The most common core shape used in a common mode inductor is
the toroid. It has two big advantages compared to other shapes. First, if you
think of it as a winding on one half of a toroid opposing a winding on another
half of a toroid you have two very symmetrical shapes which helps prevent core
saturation. Secondly, a toroid has no mating surface compared to other core
shapes so it will have more inductance and is usually 35% higher in inductance
compared to a similar sized two piece core shape. The two windings on the
toroid need to be as symmetrical as possible since leakage inductance will be
created by the current flow. Leakage inductance can start to saturate the core
which will cause the common mode inductance to decrease. An unequal number of
turns on the two windings or an unsymmetrical winding shape can increase
leakage inductance resulting in reduced inductance leading to reduced filtering
of the noise. For more details see the theory of common mode inductors.

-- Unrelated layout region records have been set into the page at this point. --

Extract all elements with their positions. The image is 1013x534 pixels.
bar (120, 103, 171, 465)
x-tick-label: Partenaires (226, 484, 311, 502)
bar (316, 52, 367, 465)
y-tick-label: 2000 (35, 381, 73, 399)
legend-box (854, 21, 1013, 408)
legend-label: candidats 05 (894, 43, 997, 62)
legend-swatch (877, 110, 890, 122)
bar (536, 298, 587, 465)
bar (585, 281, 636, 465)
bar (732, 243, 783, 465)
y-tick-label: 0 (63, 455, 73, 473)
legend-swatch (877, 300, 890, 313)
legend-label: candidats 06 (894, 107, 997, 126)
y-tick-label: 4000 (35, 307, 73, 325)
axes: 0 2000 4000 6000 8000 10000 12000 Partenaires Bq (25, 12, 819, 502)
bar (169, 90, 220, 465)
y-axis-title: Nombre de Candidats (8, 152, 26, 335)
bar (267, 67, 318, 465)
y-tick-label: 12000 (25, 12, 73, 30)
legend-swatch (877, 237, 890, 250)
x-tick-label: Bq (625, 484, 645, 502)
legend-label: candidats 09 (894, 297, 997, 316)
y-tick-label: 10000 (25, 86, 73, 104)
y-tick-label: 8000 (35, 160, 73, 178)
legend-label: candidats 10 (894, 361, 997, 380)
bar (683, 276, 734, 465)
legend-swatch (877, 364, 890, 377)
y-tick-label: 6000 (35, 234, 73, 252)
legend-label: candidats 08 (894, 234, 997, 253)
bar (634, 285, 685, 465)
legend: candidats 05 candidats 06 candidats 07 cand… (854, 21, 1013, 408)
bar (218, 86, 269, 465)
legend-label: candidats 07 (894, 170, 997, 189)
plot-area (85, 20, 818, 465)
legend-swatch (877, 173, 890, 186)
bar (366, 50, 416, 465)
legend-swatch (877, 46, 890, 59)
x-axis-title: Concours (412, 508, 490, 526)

Typically common mode inductors handle currents ranging from
tens of mA to about 20A. This means wire gauges from #38 to #12 are commonly
used. Currents much above 20A are usually not wound on a toroid since the core
can break due to winding stress associated with heavy gauge wire. Other core
shapes and unique windings are usually used above 20A. Also multiple inductors
in parallel could be used. High permeability ferrite materials are very
susceptible to winding stress and inductances can be down to 50% of the
expected inductance due to the winding stress on the core. Usually heating the
wound cores slowly relaxes the stress and brings the inductance back up. I
emphasize that the heating should be ramped up and down slowly since ferrite is
a ceramic and can crack due to rapid temperature changes.
One of the more surprising aspects of toroidal common mode
inductors, or toroids in general, is that they are wound automatically, not by hand on toroidal winding machines.